Waktu yang sangat panjang telah berlalu. Hampir lima belas jam telah kulewati untuk bisa datang di Kei Kecil. Aku hanya bisa terbaring lesu ketika pesawat yang aku tumpangi dengan sangat cepat menapakkan roda - rodanya di tanah kelahiran ibuku. Pramugari telah menyampaikan pengumuman bahwa kami telah sampai di tempat tujuan dengan selamat.

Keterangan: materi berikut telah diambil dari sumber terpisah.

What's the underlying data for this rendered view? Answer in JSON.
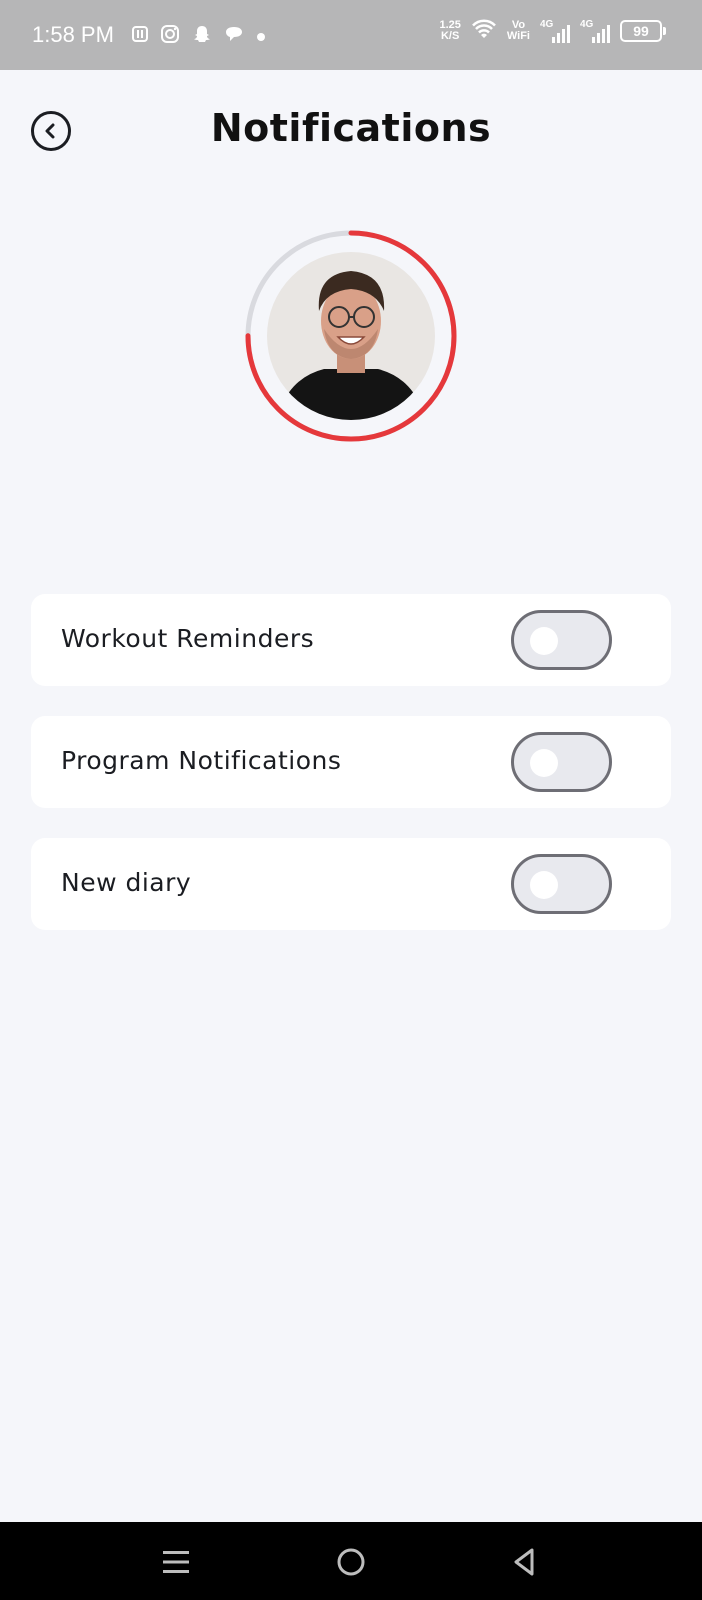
{
  "status_bar": {
    "time": "1:58 PM",
    "left_icons": [
      "paytm-icon",
      "instagram-icon",
      "snapchat-icon",
      "chat-bubble-icon",
      "dot-icon"
    ],
    "net_speed_value": "1.25",
    "net_speed_unit": "K/S",
    "vowifi_top": "Vo",
    "vowifi_bottom": "WiFi",
    "signal1_label": "4G",
    "signal2_label": "4G",
    "battery": "99"
  },
  "header": {
    "title": "Notifications",
    "back_icon": "chevron-left-circle-icon"
  },
  "profile": {
    "progress_color": "#e5383b",
    "track_color": "#d9dadf",
    "progress_fraction": 0.75
  },
  "settings": [
    {
      "label": "Workout Reminders",
      "enabled": false
    },
    {
      "label": "Program Notifications",
      "enabled": false
    },
    {
      "label": "New diary",
      "enabled": false
    }
  ],
  "nav_bar": {
    "buttons": [
      "menu-icon",
      "home-circle-icon",
      "back-triangle-icon"
    ]
  }
}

Aku sama sekali tak menggubris perkataan wanita cantik bertubuh ramping itu. Mataku masih terus terpejam. Semua tenaga dan kekuatan yang kumiliki kini telah terkuras habis. Samar - samar dapat kulihat dari kaca pesawat di sebelah ku, deretan pepohonan hijau yang berdaun rimbun berjejer dengan sangat rapihnya menghiasi lingkungan di sekitar bandara.

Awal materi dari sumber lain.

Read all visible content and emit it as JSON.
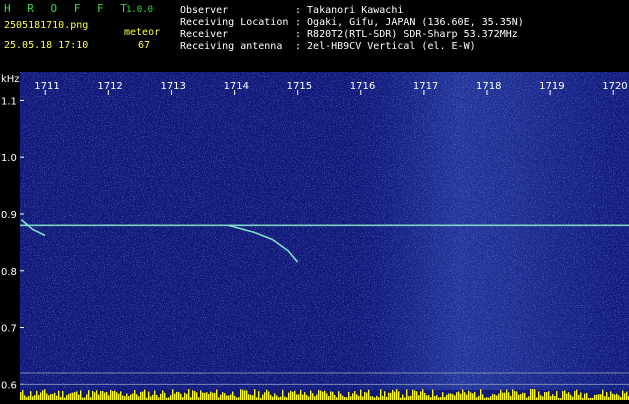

Dengan lembut, aku dibangunkan oleh Ayah. Aku berusaha keras untuk bangun. Namun, mataku enggan untuk terbuka. Ini belum waktunya, namun kondisi dan keadaan tak bisa dipaksa untuk menuruti kehendak jasmaniku.
Dengan sedikit malas, aku berusaha untuk menegakkan badanku. Berharap agar bisa mendapat kekuatan baru. Tapi, ternyata semua usah aku sia - sia. Aku masih saja merasa lelah.
Tiba - tiba, dengan senyum manis, Ayah menyodorkan sebuah botol air isotonik kepadaku. Dengan cepat kuraih botol tersebut dan tanpa berkata apa - apa, aku langsung membuka tutupnya dan langsung menghabiskan seluruh isinya.
Botol tersebut kini kosong melompong. Tak ada setetes air pun yang tersisa di dalam benda berukuran sedang itu. Ayah yang melihatku hanya bisa tersenyum manis. Segera setelah itu, aku merasakan sebuah perubahan tiba - tiba dalam diriku.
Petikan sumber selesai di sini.